Editorial
Colour, commentary
This issue marks the unveiling of a redesigned This Magazine. In our more than 40 years of publishing, This has sported many different looks, and this is just one more step in that evolution. The most obvious difference that regular readers will notice is that we now publish in full colour. But that's just the beginning of the alterations we've made. The logo has changed once again. We've added new typefaces to the palette: Archer, both authoritative and friendly looking, appears in headlines; Gotham, straightforward and hard-working, appears elsewhere (the body text remains the very readable and efficient Scala).

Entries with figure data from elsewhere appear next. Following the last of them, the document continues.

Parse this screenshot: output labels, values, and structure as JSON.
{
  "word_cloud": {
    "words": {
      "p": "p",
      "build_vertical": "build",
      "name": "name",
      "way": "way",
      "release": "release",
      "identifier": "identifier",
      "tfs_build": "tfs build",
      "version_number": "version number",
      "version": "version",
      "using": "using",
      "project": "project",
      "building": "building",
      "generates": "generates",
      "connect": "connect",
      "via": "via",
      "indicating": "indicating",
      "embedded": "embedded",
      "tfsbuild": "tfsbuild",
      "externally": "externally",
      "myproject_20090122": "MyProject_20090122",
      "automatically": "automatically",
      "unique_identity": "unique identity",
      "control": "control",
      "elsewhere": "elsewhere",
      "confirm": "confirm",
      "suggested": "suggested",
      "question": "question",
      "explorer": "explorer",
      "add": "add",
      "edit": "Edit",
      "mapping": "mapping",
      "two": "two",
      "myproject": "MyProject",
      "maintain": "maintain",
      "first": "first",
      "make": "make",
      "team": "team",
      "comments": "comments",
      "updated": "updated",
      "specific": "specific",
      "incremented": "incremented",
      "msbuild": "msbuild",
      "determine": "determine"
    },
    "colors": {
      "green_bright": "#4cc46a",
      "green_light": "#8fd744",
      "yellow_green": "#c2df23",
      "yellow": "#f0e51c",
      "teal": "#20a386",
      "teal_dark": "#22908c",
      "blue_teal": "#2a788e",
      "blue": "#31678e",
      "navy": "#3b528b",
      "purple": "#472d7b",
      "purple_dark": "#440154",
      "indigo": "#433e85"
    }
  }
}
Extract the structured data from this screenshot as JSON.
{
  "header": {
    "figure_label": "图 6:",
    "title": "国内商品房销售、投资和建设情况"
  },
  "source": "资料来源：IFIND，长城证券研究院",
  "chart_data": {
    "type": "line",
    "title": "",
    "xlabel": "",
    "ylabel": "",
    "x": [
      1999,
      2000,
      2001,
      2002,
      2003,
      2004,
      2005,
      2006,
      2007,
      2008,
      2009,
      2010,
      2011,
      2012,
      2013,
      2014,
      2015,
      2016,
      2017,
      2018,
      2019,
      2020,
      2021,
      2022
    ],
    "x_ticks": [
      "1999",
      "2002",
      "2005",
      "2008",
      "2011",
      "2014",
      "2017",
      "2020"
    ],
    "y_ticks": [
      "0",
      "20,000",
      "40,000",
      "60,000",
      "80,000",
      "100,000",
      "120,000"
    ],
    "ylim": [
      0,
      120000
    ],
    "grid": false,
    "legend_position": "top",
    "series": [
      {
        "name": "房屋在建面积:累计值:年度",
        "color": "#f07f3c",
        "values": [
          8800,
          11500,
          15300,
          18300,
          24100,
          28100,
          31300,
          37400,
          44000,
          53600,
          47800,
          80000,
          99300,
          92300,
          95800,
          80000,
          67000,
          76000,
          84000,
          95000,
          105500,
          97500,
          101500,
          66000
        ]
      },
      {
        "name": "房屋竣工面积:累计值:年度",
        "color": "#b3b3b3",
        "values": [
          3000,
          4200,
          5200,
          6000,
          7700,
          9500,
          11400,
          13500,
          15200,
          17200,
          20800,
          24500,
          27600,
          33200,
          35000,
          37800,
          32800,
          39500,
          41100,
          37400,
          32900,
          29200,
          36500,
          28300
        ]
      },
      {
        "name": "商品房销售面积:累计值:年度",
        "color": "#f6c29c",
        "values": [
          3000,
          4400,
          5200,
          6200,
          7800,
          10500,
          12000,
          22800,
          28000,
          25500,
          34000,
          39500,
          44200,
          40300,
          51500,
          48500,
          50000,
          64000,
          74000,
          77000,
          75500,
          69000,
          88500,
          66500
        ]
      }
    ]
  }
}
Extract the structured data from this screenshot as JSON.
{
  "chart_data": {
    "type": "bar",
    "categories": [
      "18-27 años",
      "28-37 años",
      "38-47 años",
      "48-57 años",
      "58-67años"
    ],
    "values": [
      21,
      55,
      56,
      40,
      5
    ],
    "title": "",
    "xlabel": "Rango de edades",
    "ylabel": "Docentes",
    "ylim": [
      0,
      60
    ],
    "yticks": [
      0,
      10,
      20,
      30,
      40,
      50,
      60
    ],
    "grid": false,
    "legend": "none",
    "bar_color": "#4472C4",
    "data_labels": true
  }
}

The changes aren't just cosmetic. We've doubled the size of the Arts & Ideas section, added a marquee Q&A at the front, expanded the editorial (which gets pride of place right up front), and added new regular departments to This & That. Smaller, less obvious changes to modernize our language might be of interest to those of you who watch developments in grammar and spelling: for instance, we'll no longer include the "www" in front of web addresses, internet and web are no longer going to be capitalized, and we now use the serial comma (see, I just did it right there).
Some things haven't changed, however, and they're important things. For one, This is now, and will always be, a place where you can find substantive, long-form journalism. That's not to say we believe longer stories are inherently better, but it does mean that when a story warrants it — as Carolyn Morris's moving report on immigrants and refugees forced to pay cash for Canadian health care undoubtedly does — we'll give it the space it deserves. And the political roots of the magazine — in progressive causes such as social justice, labour, racial and sexual equity, environmental sustainability, disability, and other areas neglected by larger, more commercial media outlets — are unchanged.
That does not, of course, mean we're going to stick to tired and predictable positions. While conservative politics is inherently backward-looking and staid (and proud of it), the progressive politics that This Magazine has covered for four tumultuous decades is shockingly dynamic, wonderfully diverse, often controversial and acrimonious, and totally indispensable. We aim to inform and entertain and provoke, and to continue the job of profiling the best and most important new ideas in progressive politics, arts, and culture. In the print magazine and at thismagazine.ca, we are strongly encouraging you to join this discussion, because staying relevant to you, the reader, is our daily concern. If you don't like something, tell us. If we've made a mistake or you feel something is missing, tell us. If you think we've done something great and you want more, tell us. This Magazine is a small enterprise, so rest assured that when you write a letter, send an email, leave a voicemail, or add a blog comment, we're paying attention.
We chose to tackle cars with the cover story of this special issue for one simple reason: there is no other policy area today that affects more Canadians, in more ways, than the politics of the automobile. Whether it relates to controlling the deadly emissions of internal combustion engines, regulating the huge and complicated fossil fuel industry that enables our reliance on cars, redrawing the maps of our cities to combat decades worth of sprawl-producing urban design, or shoring up an automobile manufacturing industry that supports hundreds of thousands of unionized jobs, the politics of cars — making, buying, fuelling, and driving them — affects everyone. As Tim Falconer, author of Drive: A Road Trip through Our Complicated Affair with the Automobile explains starting on page 21, this is not just a policy issue; it's an emotional one. Our society has lived with and, to varying degrees, loved these devices for a hundred years, and while everyone acknowledges changes must be made, any political, economic, or technological changes will have to be accompanied by sociological change too. In other words, the car is just a tool, and it's our job to control our use of it. Some of those choices are individual, and some are collective. But all of them are urgent.